In a hot market, not everything is spiraling up. In your effort to de-risk, you may wish to buy more bonds, but in an inflationary cycle, which the U.S. economy may (or may not) now be experiencing, you run that other risk imposed by Izzy The Inflation Monster: Buying-power erosion. Perhaps more non-traditional assets like real estate or a few works of art might be in order, but keep in mind the risks associated with illiquidity. More and more folks are venturing into cryptocurrency, but that’s still too gamey for me.

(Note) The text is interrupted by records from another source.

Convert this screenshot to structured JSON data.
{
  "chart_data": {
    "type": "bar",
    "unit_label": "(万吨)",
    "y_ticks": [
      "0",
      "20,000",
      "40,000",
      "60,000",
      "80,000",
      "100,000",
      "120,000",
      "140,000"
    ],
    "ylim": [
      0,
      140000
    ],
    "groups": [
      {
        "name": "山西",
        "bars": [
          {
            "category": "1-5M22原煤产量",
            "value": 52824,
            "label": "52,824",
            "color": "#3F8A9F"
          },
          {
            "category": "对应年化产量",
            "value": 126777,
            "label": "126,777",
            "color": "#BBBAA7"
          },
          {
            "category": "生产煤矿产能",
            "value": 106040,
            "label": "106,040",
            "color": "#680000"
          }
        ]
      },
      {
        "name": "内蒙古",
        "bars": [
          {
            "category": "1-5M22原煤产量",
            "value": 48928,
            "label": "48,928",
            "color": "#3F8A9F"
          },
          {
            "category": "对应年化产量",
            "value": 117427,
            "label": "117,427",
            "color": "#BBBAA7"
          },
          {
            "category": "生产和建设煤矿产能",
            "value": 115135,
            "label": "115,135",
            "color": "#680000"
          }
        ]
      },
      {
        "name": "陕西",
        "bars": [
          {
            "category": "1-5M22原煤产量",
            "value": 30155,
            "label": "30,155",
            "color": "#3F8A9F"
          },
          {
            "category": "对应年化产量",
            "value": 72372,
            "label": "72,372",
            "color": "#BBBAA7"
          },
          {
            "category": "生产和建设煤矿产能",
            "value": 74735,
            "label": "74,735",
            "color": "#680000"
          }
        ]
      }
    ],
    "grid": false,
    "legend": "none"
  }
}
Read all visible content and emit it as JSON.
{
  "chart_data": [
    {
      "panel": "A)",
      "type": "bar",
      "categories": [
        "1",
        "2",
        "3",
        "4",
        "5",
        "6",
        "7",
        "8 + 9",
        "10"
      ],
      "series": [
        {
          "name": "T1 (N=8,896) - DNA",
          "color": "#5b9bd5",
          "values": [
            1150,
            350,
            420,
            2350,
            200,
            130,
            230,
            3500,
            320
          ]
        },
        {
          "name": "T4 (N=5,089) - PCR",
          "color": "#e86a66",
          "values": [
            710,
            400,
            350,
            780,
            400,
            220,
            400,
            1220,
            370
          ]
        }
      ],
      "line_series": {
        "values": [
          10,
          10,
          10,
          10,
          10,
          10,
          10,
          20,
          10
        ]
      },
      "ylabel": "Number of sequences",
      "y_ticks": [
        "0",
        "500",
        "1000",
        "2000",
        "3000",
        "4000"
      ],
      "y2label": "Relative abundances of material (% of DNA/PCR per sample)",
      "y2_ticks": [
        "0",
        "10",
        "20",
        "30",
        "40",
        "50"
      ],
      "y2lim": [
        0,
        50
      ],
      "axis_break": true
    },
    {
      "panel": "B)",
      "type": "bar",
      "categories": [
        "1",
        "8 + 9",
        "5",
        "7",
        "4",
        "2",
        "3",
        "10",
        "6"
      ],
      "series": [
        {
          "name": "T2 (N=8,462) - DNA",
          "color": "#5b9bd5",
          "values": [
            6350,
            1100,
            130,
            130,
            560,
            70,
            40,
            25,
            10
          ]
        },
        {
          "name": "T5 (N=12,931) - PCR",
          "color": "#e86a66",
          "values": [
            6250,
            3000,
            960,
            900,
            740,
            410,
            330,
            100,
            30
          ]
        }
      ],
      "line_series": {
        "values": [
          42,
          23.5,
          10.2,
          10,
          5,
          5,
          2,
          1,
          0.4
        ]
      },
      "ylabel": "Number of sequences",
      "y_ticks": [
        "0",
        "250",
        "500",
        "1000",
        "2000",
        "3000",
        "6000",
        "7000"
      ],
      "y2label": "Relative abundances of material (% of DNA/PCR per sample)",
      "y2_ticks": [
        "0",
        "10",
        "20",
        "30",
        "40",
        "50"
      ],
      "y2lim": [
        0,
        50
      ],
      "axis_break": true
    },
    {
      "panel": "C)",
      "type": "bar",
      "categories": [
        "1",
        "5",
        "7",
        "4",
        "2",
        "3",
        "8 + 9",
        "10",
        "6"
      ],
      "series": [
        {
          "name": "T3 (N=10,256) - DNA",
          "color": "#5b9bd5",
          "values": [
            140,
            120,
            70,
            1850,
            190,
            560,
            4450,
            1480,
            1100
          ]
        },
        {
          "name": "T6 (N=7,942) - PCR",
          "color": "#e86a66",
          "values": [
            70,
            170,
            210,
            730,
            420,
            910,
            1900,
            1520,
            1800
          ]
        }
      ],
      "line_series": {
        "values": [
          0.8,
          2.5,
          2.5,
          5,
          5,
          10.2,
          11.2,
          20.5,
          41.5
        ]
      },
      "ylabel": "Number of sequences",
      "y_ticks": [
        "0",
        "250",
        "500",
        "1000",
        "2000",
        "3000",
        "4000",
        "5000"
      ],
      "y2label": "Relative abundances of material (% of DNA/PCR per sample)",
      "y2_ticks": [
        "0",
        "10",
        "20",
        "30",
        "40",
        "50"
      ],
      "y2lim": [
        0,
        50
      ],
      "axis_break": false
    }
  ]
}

Whatever you choose to do - don’t bail out or attempt to play the corrections that frequently occur in both melt-up or meltdown markets. It’s very difficult to know when to get back in without incurring opportunity costs…that timing problem again.
Just remember those PDQ Principles. Have faith in your quality investments, remain diversified, and exercise the patience required to survive the inevitable meltdown.